The traffic of Oriental countries raises alarm in many Western observers - crossing a road in Ho Chi Minh or Ha Noi has reached the stage where the cities are employing assistants to guide visitors to the far side.
May 2016
If it is a dance there must be dance steps in just the way that our traffic obeys the steps of our code. But here it seems melded from a very different source. The rules are not so much part of some systematic system, but rather have grown naturally: one’s place on the road is part of an organic growth, the outcome of a particular history; one’s own story, one’s own individual private journey; a journey across, for example, this intersection of two hectic six-lane highways. Such a passage, at once intensely personal, and yet totally interdependent on others, has no room for trivialities drawn from a distant set of prescriptions like that of driving on the right or left. (I suspect that officially it is the right here, but evidence from the streets is scant.)
So it is by observation that I would suggest that the steps of this dance, or Highway Code, go something like this: Not a muscle of your face must move whatever happens; eyes must appear to be directed ahead at all times; an air of calm confidence must be exuded; you must never touch another vehicle or person, but must always cut in front of another Honda, car or bus with a gap of less than 3 inches; it is socially irresponsible, with global warming, for you to be seen out on your Honda with less than three people on it, and you should aim to carry 6 persons at all times; at the innumerable traffic lights, you, personally, always have the right to be the vehicle at the front; to pass others without hooting is 12 penalty points on your license; all loads must appear both to defy gravity, and render it impossible for you to see where you are going; as you are cut up by faster drivers you must graciously appear to have allowed them in; if you are not clearly texting with your left hand others may wonder if you are doing something undesirable with it; passengers at all times must sit upright with a relaxed disinterested air and hands resting on thighs, or, if the temperature plummets below 23 degrees, these may be placed in the pockets of your coat – yours or preferably your driver’s.

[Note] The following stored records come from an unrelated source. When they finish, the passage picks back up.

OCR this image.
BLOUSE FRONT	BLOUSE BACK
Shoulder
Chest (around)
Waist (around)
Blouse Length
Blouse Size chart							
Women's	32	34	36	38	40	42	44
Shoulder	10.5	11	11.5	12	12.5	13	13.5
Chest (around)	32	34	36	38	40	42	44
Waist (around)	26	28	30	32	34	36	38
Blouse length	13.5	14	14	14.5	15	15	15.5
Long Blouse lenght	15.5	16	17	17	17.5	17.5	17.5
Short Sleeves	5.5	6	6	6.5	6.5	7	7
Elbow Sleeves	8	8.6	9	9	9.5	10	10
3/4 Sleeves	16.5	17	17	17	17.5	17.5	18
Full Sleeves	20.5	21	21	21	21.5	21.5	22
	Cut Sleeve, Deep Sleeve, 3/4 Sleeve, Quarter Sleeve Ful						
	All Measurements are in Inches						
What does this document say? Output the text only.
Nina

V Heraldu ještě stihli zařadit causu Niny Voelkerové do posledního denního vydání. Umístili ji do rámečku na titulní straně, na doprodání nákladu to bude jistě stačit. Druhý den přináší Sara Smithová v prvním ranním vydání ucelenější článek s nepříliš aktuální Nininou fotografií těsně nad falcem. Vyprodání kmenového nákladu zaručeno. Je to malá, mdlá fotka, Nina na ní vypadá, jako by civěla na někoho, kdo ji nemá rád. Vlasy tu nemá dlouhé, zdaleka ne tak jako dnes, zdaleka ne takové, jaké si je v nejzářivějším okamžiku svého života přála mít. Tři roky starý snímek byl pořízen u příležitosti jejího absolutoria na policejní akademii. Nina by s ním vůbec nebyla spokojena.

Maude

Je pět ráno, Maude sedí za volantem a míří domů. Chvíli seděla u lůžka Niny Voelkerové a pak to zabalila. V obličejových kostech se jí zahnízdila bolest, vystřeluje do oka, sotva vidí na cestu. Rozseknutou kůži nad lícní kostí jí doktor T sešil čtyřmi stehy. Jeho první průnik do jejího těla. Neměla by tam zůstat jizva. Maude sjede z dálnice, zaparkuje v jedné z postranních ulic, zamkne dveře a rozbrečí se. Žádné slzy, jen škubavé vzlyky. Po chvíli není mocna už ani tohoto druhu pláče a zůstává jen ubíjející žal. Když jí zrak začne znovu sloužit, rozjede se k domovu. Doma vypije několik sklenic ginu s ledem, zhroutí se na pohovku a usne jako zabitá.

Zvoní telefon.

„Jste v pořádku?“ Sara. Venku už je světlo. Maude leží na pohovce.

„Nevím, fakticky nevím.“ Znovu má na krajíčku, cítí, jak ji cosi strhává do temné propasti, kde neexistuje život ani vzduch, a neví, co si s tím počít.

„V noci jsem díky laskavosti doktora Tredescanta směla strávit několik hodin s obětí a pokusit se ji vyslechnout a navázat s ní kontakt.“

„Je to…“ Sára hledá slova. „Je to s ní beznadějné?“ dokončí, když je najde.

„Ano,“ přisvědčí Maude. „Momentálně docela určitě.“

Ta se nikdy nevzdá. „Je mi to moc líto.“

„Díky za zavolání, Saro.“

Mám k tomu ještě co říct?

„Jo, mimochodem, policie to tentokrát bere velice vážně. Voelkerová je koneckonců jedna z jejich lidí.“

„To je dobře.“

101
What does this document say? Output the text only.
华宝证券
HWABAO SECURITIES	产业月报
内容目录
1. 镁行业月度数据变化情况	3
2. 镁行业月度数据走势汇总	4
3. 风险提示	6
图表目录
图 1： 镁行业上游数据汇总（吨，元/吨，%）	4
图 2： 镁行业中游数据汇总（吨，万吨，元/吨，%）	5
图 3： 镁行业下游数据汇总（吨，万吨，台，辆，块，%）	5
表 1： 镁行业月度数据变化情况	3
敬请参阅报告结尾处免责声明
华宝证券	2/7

A caricature of course, but driving into the middle of a sea of a 1,000 oncoming headlights last night, going the wrong way down one of these huge one-way boulevards, with driver Han, I felt it my avuncular duty (he, in best oriental tradition, calls me uncle, which does not help my tussles with the ageing process), to bellow an enquiry about the lack of headlights, well any lights at all actually, on his machine. It's not a problem, he shouts, its just that all – yes all – the bulbs have gone. In hundreds of hours of being on his bike I have never seen him fail to see, hit, or misjudge, anything!